MIAMI (AP) — Joaquin Palacio adored his grandfather’s tobacco farm in Cuba’s lush Pinar Del Rio province.
As a boy he learned to plow the land, grow crops and ride his black horse, Centella. Before Fidel Castro, it was a place for vacations from the family’s home in Havana, and a classroom for learning responsibility and hard work.
“It was a good life. There was no conflict, no issues,” Palacio said Monday, wearing a fishing shirt as he sat on a sofa surrounded by tropical trees in the backyard of his son’s home in Miami.
Like tens of thousands of other Cuban exiles, Palacio was joyous as word spread of Castro’s death late Friday. But he also found himself overcome by nostalgia.
The retired mechanical engineer thought back to the day on the farm in 1960 when his father announced he would be leaving for Montreal to join his brother, who was in college there. At 15, he was one of the many boys sent away to avoid obligatory military service under Castro’s communist government.
“I remember my dad said, `I just want you to spend a year there, make sure you learn English,”‘ Palacio said. “He said, `Don’t worry, there’s no way the United States is going to allow a communist regime 90 miles away. You’ll be back here within a year.”‘
He never saw the farm again.
Fifty-seven years have passed since Castro took power in early 1959. The rebels rolled down from the mountains into Havana behind a fleeing Fulgencio Batista, the U.S.-allied dictator who had run out his welcome in an increasingly corrupt Cuba. Many welcomed Castro initially, but before long, Castro declared himself a Marxist-Leninist, and cast Cuba’s fortunes with the Soviet Union.
His government confiscated property, including his grandfather’s farm and the factory where Palacio’s father made children’s clothing. At least 582 people linked to Batista were shot by firing squads, and Castro acknowledged holding 15,000 political prisoners.
Cubans fled hoping they’d soon recover the lives they left behind. They took little or no money and many didn’t know the language or customs of the United States.
Most never returned.
The failed Bay of Pigs invasion in 1961 discouraged many who thought Castro could be toppled. The Cuban missile crisis made trying to isolate the island a Cold War priority, cemented by the U.S.-led embargo that restricted most travel.
Many exiles pledged never to return until Fidel and his brother Raul Castro, who replaced him as president in 2008, were gone. Even after travel became easier in recent years, many have refused to spend a dime on the island, believing the money will go to the regime.

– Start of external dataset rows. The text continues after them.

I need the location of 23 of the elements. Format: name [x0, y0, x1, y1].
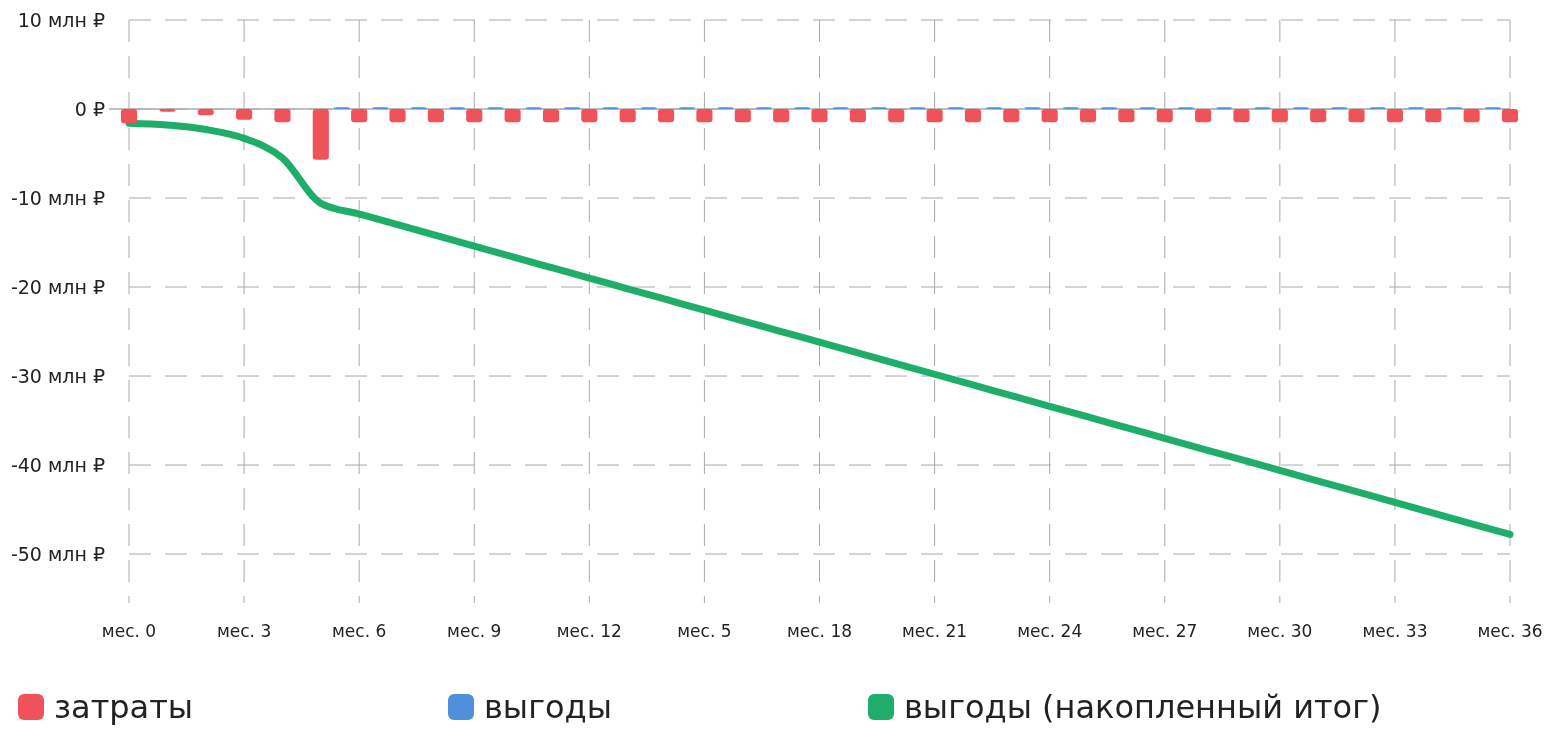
- y-tick-label: -50 млн ₽: [10, 542, 105, 565]
- y-tick-label: 10 млн ₽: [17, 8, 105, 31]
- x-tick-label: мес. 27: [1132, 621, 1198, 641]
- y-tick-label: 0 ₽: [74, 97, 105, 120]
- x-tick-label: мес. 24: [1017, 621, 1083, 641]
- legend-label: выгоды (накопленный итог): [904, 688, 1382, 727]
- x-tick-label: мес. 3: [216, 621, 272, 641]
- legend-label: выгоды: [484, 688, 612, 727]
- legend-label: затраты: [54, 688, 194, 727]
- x-tick-label: мес. 9: [447, 621, 502, 641]
- x-tick-label: мес. 5: [677, 621, 732, 641]
- x-tick-label: мес. 18: [786, 621, 853, 641]
- y-tick-label: -20 млн ₽: [10, 275, 105, 298]
- y-tick-label: -30 млн ₽: [10, 364, 105, 387]
- x-tick-label: мес. 12: [556, 621, 622, 641]
- x-tick-label: мес. 6: [332, 621, 387, 641]
- y-tick-label: -10 млн ₽: [10, 186, 105, 209]
- x-tick-label: мес. 36: [1477, 621, 1543, 641]
- x-tick-label: мес. 33: [1362, 621, 1428, 641]
- y-tick-label: -40 млн ₽: [10, 453, 105, 476]
- x-tick-label: мес. 30: [1247, 621, 1313, 641]
- x-tick-label: мес. 0: [101, 621, 157, 641]
- x-tick-label: мес. 21: [902, 621, 968, 641]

Today, Havana’s once-elegant buildings are crumbling. Farming isn’t providing nearly as much food as it did during the Soviet era, and the power grid struggles to keep the lights on. Raul Castro has said he won’t retire as president until 2018, and even then, he’ll continue leading the Communist Party.
All this makes Fidel Castro’s passing bittersweet for Palacio, now 72. Like many exiles of his generation, he’s had to accept that he’ll never see the old Cuba again. The farm likely belongs to someone else; the business is long gone.
“What am I going to back to? My family is here,” Palacio said. “My wife Alicia says, `Maybe we should go back and visit.’ I said, `I’m not going to give that bastard my dollars. I have no plans of ever going back. It’s not what it used to be. It took me a while to realize that.”‘
Max Alvarez, 68, has a similar nostalgia. His parents sent him away at 13, after Castro closed his Catholic school. Sailing away with five nuns on a cargo ship to West Palm Beach, Florida, he gripped the guardrail until he could no longer see the skyline of Havana. He arrived in the United States on July 4, 1961. Independence Day.
A lifetime later, Alvarez owns a company that distributes gasoline to 500 stations in South Florida. He wears a gold watch and a gray suit in his sunlit corner office, showing a reporter the 1958 yearbook of his Marist school in Havana, which he photocopied after a friend brought the original from Cuba.
He weeps, recalling the day when he was 9 years old and his mother took him to the principal’s office to return a pencil he said he found in the school hallway. It was a teaching moment: If you find something that is not yours, return it.
“I go through these pages quite often, to make sure that my children have the same values that these people provided to me,” Alvarez said, squeezing his copy. “Basic values: Loyalty. Honesty. Respect. Family.”
Alvarez’s older brother Lucas went to Spain to avoid military service, and to work as a teacher. The very day Max left Cuba, his mother received notice that Lucas had died while swimming. His mother was heartbroken, and spent a year in bed. She eventually received electroshock therapy in Cuba. Years passed before they were reunited in Florida.
“I’m just one of hundreds of thousands of people who were broken and destroyed — people who were innocent that had nothing to do with politics,” Alvarez said.